Mais France Assureurs évoque une mesure inopérante dès lors que "les permanences d’élus ne sont pas soumises à une obligation d’assurance", rapporte l'observatoire Smacl.

  • Extension de la protection fonctionnelle aux candidats à un mandat électif (article 12). Cette protection, qui s'applique pendant les "six mois précédant le premier jour du mois de l'élection et jusqu'au tour de l'élection", est assurée par l'État. 

"Alors que les conseillers d’opposition ne bénéficient pas pendant leur mandat de la protection de la commune, ils pourront de fait bénéficier de la protection de l’État pendant la campagne électorale lorsqu’ils se sont déclarés candidats", fait remarquer l'observatoire Smacl.

  • Par ailleurs, l'État prendra en charge les dépenses engagées pour la protection d'un candidat à une élection qui ne sont pas déjà prises en charge au titre du remboursement du compte de campagne, dans le cas où il existe une menace avérée contre ce candidat. 

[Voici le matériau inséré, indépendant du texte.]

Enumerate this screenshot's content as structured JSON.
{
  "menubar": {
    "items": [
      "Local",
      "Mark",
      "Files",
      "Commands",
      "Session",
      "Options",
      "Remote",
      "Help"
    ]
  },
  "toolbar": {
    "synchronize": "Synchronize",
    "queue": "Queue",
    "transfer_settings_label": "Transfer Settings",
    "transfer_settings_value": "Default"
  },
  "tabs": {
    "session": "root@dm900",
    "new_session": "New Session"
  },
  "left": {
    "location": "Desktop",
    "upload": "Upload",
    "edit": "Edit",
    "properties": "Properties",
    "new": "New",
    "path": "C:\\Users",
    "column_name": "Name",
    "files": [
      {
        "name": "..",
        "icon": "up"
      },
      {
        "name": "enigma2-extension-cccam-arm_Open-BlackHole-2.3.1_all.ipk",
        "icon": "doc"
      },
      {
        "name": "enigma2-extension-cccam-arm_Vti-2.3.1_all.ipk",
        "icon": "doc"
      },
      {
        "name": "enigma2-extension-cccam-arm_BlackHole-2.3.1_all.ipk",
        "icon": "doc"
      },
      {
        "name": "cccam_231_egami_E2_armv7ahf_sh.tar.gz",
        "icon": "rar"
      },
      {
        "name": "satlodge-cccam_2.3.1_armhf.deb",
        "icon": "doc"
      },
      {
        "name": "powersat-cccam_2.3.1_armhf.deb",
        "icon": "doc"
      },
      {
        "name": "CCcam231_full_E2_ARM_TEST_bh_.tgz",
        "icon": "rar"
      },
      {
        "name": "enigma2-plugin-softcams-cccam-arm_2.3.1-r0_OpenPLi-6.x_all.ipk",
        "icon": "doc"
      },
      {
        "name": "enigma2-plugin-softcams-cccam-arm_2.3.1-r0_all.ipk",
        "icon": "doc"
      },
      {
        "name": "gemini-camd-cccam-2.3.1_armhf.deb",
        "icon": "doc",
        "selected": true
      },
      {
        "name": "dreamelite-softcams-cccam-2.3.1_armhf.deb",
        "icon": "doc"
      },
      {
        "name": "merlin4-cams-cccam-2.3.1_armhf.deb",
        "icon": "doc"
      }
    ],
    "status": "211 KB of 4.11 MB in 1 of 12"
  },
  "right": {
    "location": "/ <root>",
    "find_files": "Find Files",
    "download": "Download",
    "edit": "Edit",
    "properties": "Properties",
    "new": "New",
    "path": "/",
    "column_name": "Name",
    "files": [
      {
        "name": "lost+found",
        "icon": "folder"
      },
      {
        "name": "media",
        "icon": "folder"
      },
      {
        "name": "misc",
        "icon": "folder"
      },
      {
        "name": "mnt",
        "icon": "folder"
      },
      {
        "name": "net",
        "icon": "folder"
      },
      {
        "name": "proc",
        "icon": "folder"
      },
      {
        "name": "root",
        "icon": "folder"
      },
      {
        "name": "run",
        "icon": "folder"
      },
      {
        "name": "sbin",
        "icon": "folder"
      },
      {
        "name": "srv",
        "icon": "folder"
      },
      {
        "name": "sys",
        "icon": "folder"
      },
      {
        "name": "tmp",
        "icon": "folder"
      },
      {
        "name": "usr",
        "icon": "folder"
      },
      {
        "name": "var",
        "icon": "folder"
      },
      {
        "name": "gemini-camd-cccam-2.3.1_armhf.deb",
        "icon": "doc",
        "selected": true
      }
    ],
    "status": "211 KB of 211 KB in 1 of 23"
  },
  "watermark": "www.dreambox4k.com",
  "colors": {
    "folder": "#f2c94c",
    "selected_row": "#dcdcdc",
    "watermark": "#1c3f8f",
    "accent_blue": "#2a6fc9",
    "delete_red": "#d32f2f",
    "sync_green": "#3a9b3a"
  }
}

Les dispositions de l'article 12 entreront en vigueur le 21 mars 2025.
 

Titre III : RENFORCER LA PRISE EN COMPTE DES RÉALITÉS DES MANDATS ÉLECTIFS LOCAUX PAR LES ACTEURS JUDICIAIRES ET ÉTATIQUES

  • Instruction par un autre tribunal judiciaire que celui compétent - on parle de "dépaysement" -, des affaires dans lesquelles un maire ou un adjoint au maire est mis en cause comme auteur (article 13). Il s'agit d'une faculté à la main du procureur général, qui peut l'activer "d'office, sur proposition du procureur de la République et à la demande de l'intéressé".
     
  • Caractère systématique de la communication au maire par le procureur de la République des suites judiciaires données aux infractions causant un trouble à l’ordre public sur le territoire de la commune (jusque-là, le maire était informé à sa demande). Un délai d'un mois est instauré pour la mise en œuvre de l’obligation d’information du maire des suites judiciaires données aux crimes et délits qu’il a lui-même signalés au parquet (article 14). En outre, la possibilité entre les associations représentatives des élus locaux, le préfet et le procureur de la République de signer des conventions relatives à l'information des maires sur le traitement judiciaire des infractions commises à l'encontre des élus est inscrite dans la loi (avant le texte, des conventions de ce type existaient déjà dans plusieurs départements).
     
  • Possibilité pour le procureur de la République territorialement compétent de diffuser dans un espace réservé des bulletins d'information générale des communes d'au moins 1.000 habitants, "toute communication en lien avec les affaires de la commune" (article 15). Cette communication doit respecter le secret de l'instruction.
     
  • Inscription dans la loi de la composition des conseils locaux et intercommunaux de sécurité et de prévention de la délinquance (CLSPD et CISPD). Des possibilités d'adaptation locales sont accordées et il revient au maire et au président de l'intercommunalité de fixer la composition précise de l'instance, qui, pour rappel, est obligatoire dans les communes de plus de 5.000 habitants (article 16). En outre, dans les communes de plus de 15.000 habitants, si le maire n'a pas désigné de coordinateur, le préfet est désormais tenu d'en désigner un. Le CLSPD et le CISPD sont réunis au moins une fois par an. Un groupe thématique "chargé des violences commises à l'encontre des élus" peut être constitué en leur sein.
     
  • Dépôt par le gouvernement d'ici le 20 juin 2024 d'un rapport au Parlement "sur l'opportunité d'élargir le bénéfice de la protection fonctionnelle" à "tous les élus locaux, y compris à ceux qui n'exercent pas de fonctions exécutives", et par ailleurs à l'entourage familial "des conseillers départementaux et régionaux lorsque, du fait des fonctions de ces derniers, ils sont victimes de menaces, de violences, de voies de fait, d'injures, de diffamations ou d'outrages" (article 18). Dans le même délai, le gouvernement remettra au Parlement un rapport "recensant les actions menées pour lutter contre les violences faites aux élus et leurs résultats" et dressant "le bilan des suites données aux plaintes déposées par les élus auprès des services de police ou de gendarmerie pour les faits de violences dont ils sont victimes" (article 19).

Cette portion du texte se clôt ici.